Key point: The vector index (OpenSearch/pgvector) and the keyword index (existing ES 7.4) are completely separate systems. The hybrid search module reads from both and fuses results in application code via RRF. If OpenSearch replaces ES 7.4 in the future, both legs move to one system and native hybrid search becomes possible (eliminating the need for application-level RRF).

Search API¶

Endpoints¶

Method	Path	Auth	Purpose
`POST /search`	`/search`	IAM	Hybrid semantic + keyword search
`POST /backfill`	`/backfill`	IAM	Trigger embedding backfill for a case
`GET /status/{case_id}`	`/status/{case_id}`	IAM	Embedding progress for a case

Search request¶

{
    "query": "internal discussions about Special Purpose Entities",
    "case_id": 123,
    "filters": {
        "custodians": ["jeff.skilling@enron.com"],
        "date_range": {"start": "2001-01-01", "end": "2001-12-31"},
        "batch_ids": [456, 789]
    },
    "limit": 20,
    "offset": 0,
    "mode": "hybrid",
    "exact": false
}

Parameter	Values	Default	Purpose
`mode`	`"hybrid"`, `"semantic"`, `"keyword"`	`"hybrid"`	Which search legs to run
`exact`	`true`, `false`	`false`	Brute-force k-NN + global IDF for bit-identical reproducibility. Slower (~500ms). Use for search methodology declarations.

Search response¶

{
    "status": "success",
    "data": {
        "results": [
            {
                "document_id": "abc-123",
                "exhibit_id": 42,
                "score": 0.87,
                "bm25_rank": 15,
                "vector_rank": 2,
                "snippets": [
                    {
                        "text": "We need to discuss the Raptor structure before...",
                        "chunk_id": "abc-123-chunk-4",
                        "page": 2
                    }
                ],
                "metadata": {
                    "author": "jeff.skilling@enron.com",
                    "date": "2001-03-15",
                    "subject": "RE: Raptor update"
                }
            }
        ],
        "total": 142,
        "embedding_status": "complete",
        "search_id": "uuid",
        "search_audit": {
            "embedding_model": "voyage-law-2",
            "ef_search": 256,
            "index_version": "case_123_vectors_v2",
            "exact_mode": false,
            "search_mode": "hybrid"
        },
        "timings": {
            "query_embedding_ms": 45,
            "vector_search_ms": 80,
            "keyword_search_ms": 40,
            "fusion_ms": 5,
            "total_ms": 170
        }
    },
    "requestId": "uuid"
}

Search handler flow¶

# handlers/search_index.py -- API Gateway handler (<=25s)

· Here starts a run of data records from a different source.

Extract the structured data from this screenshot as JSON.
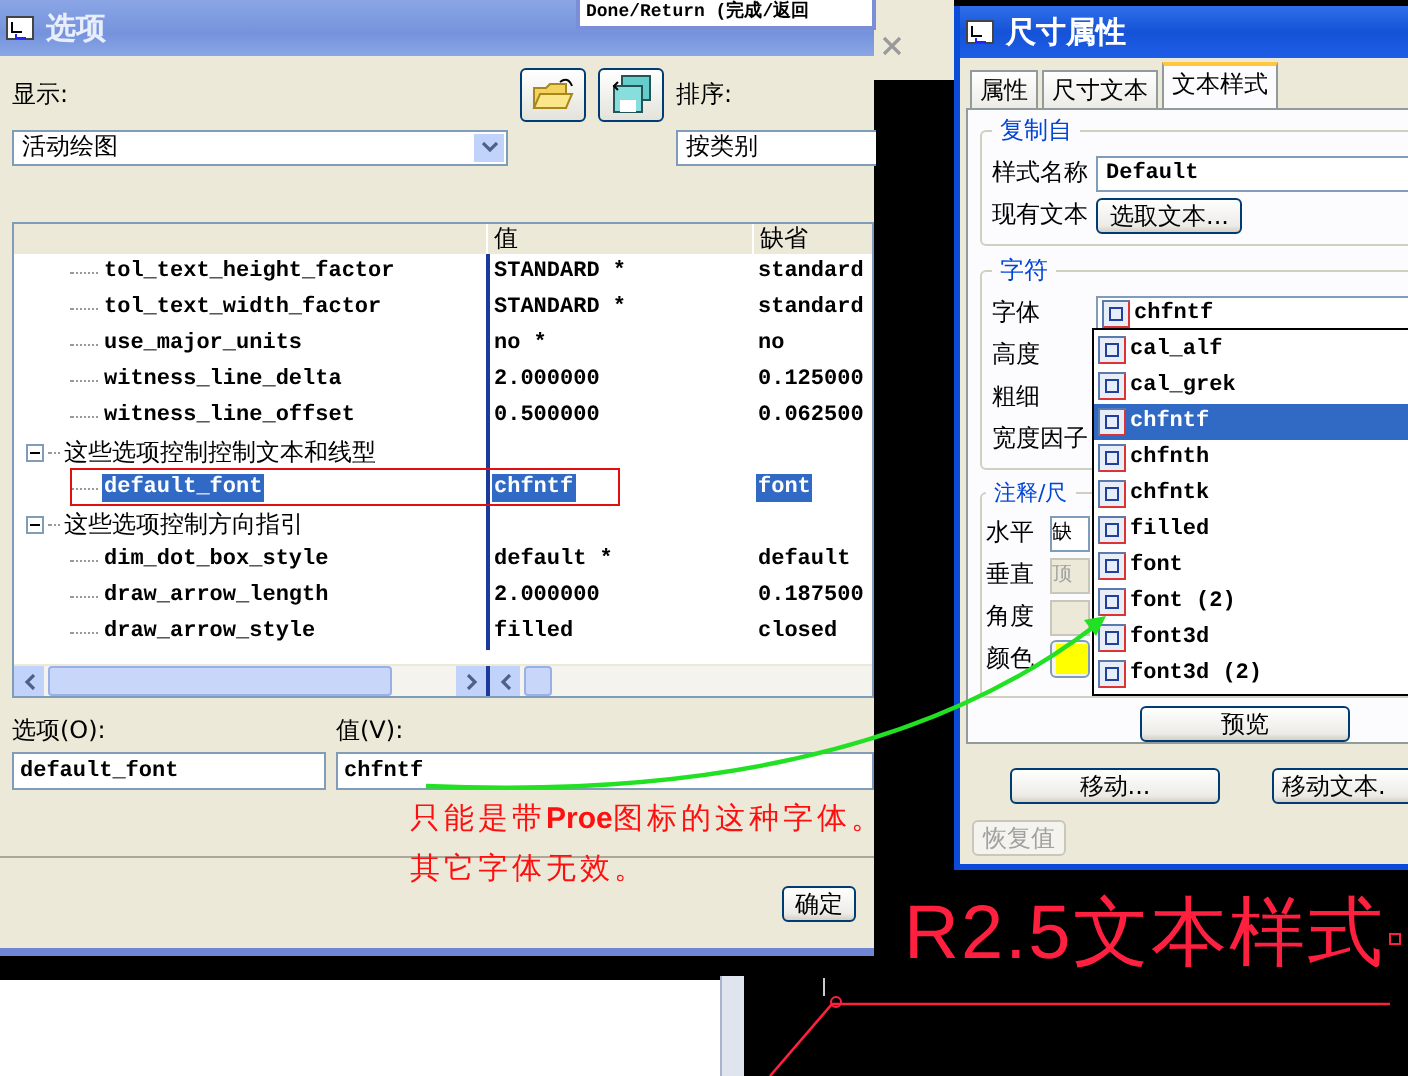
{
  "background_menu": {
    "text": "Done/Return (完成/返回"
  },
  "options_dialog": {
    "title": "选项",
    "show_label": "显示:",
    "show_value": "活动绘图",
    "sort_label": "排序:",
    "sort_value": "按类别",
    "columns": [
      "值",
      "缺省"
    ],
    "rows": [
      {
        "kind": "option",
        "name": "tol_text_height_factor",
        "value": "STANDARD *",
        "default": "standard",
        "selected": false,
        "marked": false
      },
      {
        "kind": "option",
        "name": "tol_text_width_factor",
        "value": "STANDARD *",
        "default": "standard",
        "selected": false,
        "marked": false
      },
      {
        "kind": "option",
        "name": "use_major_units",
        "value": "no *",
        "default": "no",
        "selected": false,
        "marked": false
      },
      {
        "kind": "option",
        "name": "witness_line_delta",
        "value": "2.000000",
        "default": "0.125000",
        "selected": false,
        "marked": false
      },
      {
        "kind": "option",
        "name": "witness_line_offset",
        "value": "0.500000",
        "default": "0.062500",
        "selected": false,
        "marked": false
      },
      {
        "kind": "group",
        "label": "这些选项控制控制文本和线型",
        "expanded": true,
        "children": [
          {
            "kind": "option",
            "name": "default_font",
            "value": "chfntf",
            "default": "font",
            "selected": true,
            "marked": true
          }
        ]
      },
      {
        "kind": "group",
        "label": "这些选项控制方向指引",
        "expanded": true,
        "children": [
          {
            "kind": "option",
            "name": "dim_dot_box_style",
            "value": "default *",
            "default": "default",
            "selected": false,
            "marked": false
          },
          {
            "kind": "option",
            "name": "draw_arrow_length",
            "value": "2.000000",
            "default": "0.187500",
            "selected": false,
            "marked": false
          },
          {
            "kind": "option",
            "name": "draw_arrow_style",
            "value": "filled",
            "default": "closed",
            "selected": false,
            "marked": false
          }
        ]
      }
    ],
    "option_label": "选项(O):",
    "option_value": "default_font",
    "value_label": "值(V):",
    "value_value": "chfntf",
    "ok_button": "确定"
  },
  "note": {
    "lines": [
      "只能是带**Proe**图标的这种字体。",
      "其它字体无效。"
    ]
  },
  "dim_dialog": {
    "title": "尺寸属性",
    "tabs": [
      {
        "label": "属性",
        "selected": false
      },
      {
        "label": "尺寸文本",
        "selected": false
      },
      {
        "label": "文本样式",
        "selected": true
      }
    ],
    "copy_from": {
      "title": "复制自",
      "style_name_label": "样式名称",
      "style_name": "Default",
      "existing_text_label": "现有文本",
      "pick_button": "选取文本..."
    },
    "chars": {
      "title": "字符",
      "font_label": "字体",
      "font_value": "chfntf",
      "height_label": "高度",
      "thickness_label": "粗细",
      "width_factor_label": "宽度因子"
    },
    "font_list": [
      {
        "label": "cal_alf",
        "selected": false
      },
      {
        "label": "cal_grek",
        "selected": false
      },
      {
        "label": "chfntf",
        "selected": true
      },
      {
        "label": "chfnth",
        "selected": false
      },
      {
        "label": "chfntk",
        "selected": false
      },
      {
        "label": "filled",
        "selected": false
      },
      {
        "label": "font",
        "selected": false
      },
      {
        "label": "font (2)",
        "selected": false
      },
      {
        "label": "font3d",
        "selected": false
      },
      {
        "label": "font3d (2)",
        "selected": false
      }
    ],
    "note_group": {
      "title": "注释/尺",
      "horizontal_label": "水平",
      "horizontal": {
        "value": "缺",
        "disabled": false
      },
      "vertical_label": "垂直",
      "vertical": {
        "value": "顶",
        "disabled": true
      },
      "angle_label": "角度",
      "color_label": "颜色",
      "color": "#ffff00"
    },
    "preview_button": "预览",
    "move_button": "移动...",
    "move_text_button": "移动文本.",
    "restore_button": {
      "label": "恢复值",
      "disabled": true
    }
  },
  "drawing": {
    "dimension_text": "R2.5文本样式"
  }
}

def lambda_handler(event, _context):
    try:
        request = SearchRequest.validate(event["body"])
        set_npcase(str(request.case_id))

        # Step 1: Embed the query (Voyage AI, ~50ms)
        query_vector = voyage_client.embed_query(request.query)

        # Step 2: Parallel search (both legs)
        vector_results = vector_store.search(
            case_id=request.case_id,
            query_vector=query_vector,
            k=100,
            filters=request.filters
        )
        bm25_results = es_ops.keyword_search(
            index=f"case_{request.case_id}",   # Existing ES index
            query=request.query,
            filters=request.filters,
            size=100
        )

        # Step 3: Reciprocal Rank Fusion (core/ -- pure logic)
        fused = hybrid_search.rrf(vector_results, bm25_results, k=60)

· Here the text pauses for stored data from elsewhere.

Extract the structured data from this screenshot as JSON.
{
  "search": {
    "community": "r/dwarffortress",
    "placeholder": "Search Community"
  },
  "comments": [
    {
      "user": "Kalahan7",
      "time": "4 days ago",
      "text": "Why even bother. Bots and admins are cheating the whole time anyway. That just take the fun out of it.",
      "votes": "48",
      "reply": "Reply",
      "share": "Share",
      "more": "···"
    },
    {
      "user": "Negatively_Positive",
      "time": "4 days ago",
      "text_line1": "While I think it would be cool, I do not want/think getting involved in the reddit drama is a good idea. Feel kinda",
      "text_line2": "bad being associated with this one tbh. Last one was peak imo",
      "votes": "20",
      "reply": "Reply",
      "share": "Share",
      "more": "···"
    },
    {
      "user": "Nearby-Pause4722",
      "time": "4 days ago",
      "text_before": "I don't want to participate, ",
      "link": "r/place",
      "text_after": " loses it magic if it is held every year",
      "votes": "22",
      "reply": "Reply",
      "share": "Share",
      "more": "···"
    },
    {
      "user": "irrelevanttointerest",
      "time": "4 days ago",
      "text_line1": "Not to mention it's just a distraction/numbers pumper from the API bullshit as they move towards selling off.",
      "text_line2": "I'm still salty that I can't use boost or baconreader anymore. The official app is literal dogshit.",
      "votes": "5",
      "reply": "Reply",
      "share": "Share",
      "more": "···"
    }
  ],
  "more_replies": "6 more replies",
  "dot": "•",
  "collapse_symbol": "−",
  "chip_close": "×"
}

        # Step 4: Fetch snippets for top results
        top_results = fused[:request.limit]
        enriched = _enrich_with_snippets(top_results, request.case_id)

        return api_response(200, enriched)

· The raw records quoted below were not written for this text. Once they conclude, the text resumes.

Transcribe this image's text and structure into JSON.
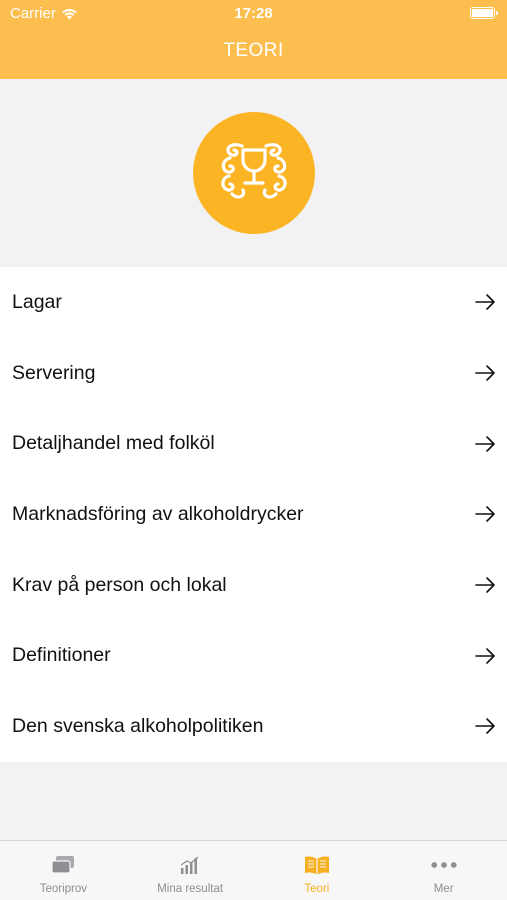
{
  "status": {
    "carrier": "Carrier",
    "time": "17:28"
  },
  "header": {
    "title": "TEORI"
  },
  "logo": {
    "icon": "wine-glass-ornament-icon",
    "color": "#fbb424"
  },
  "menu": [
    {
      "label": "Lagar"
    },
    {
      "label": "Servering"
    },
    {
      "label": "Detaljhandel med folköl"
    },
    {
      "label": "Marknadsföring av alkoholdrycker"
    },
    {
      "label": "Krav på person och lokal"
    },
    {
      "label": "Definitioner"
    },
    {
      "label": "Den svenska alkoholpolitiken"
    }
  ],
  "tabs": [
    {
      "label": "Teoriprov",
      "icon": "cards-icon"
    },
    {
      "label": "Mina resultat",
      "icon": "bar-chart-icon"
    },
    {
      "label": "Teori",
      "icon": "book-icon",
      "active": true
    },
    {
      "label": "Mer",
      "icon": "more-dots-icon"
    }
  ],
  "colors": {
    "accent": "#fcbe4e",
    "active_tab": "#f7ae1f",
    "inactive_tab": "#8e8e93"
  }
}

    except ValidationError as e:
        return api_response(400, error=e.message)
    except Exception as e:
        log_message("search_error", error=str(e))
        return api_response(500, error="Search failed")

Reciprocal Rank Fusion (core/search/hybrid.py)¶

def rrf(vector_results: list, bm25_results: list, k: int = 60) -> list:
    """
    Combine two ranked lists using Reciprocal Rank Fusion.
    score(d) = sum(1 / (k + rank_i(d))) for each result set i
    k=60 is the standard constant from the original RRF paper.
    """
    scores = defaultdict(float)
    metadata = {}

    for rank, result in enumerate(vector_results):
        doc_id = result["document_id"]
        scores[doc_id] += 1.0 / (k + rank + 1)
        metadata[doc_id] = {**result, "vector_rank": rank + 1}

    for rank, result in enumerate(bm25_results):
        doc_id = result["document_id"]
        scores[doc_id] += 1.0 / (k + rank + 1)
        if doc_id in metadata:
            metadata[doc_id]["bm25_rank"] = rank + 1
        else:
            metadata[doc_id] = {**result, "bm25_rank": rank + 1}

    ranked = sorted(scores.items(), key=lambda x: x[1], reverse=True)
    return [{"document_id": doc_id, "rrf_score": score, **metadata[doc_id]}
            for doc_id, score in ranked]

Pure business logic -- lives in core/search/, no AWS imports, fully unit-testable.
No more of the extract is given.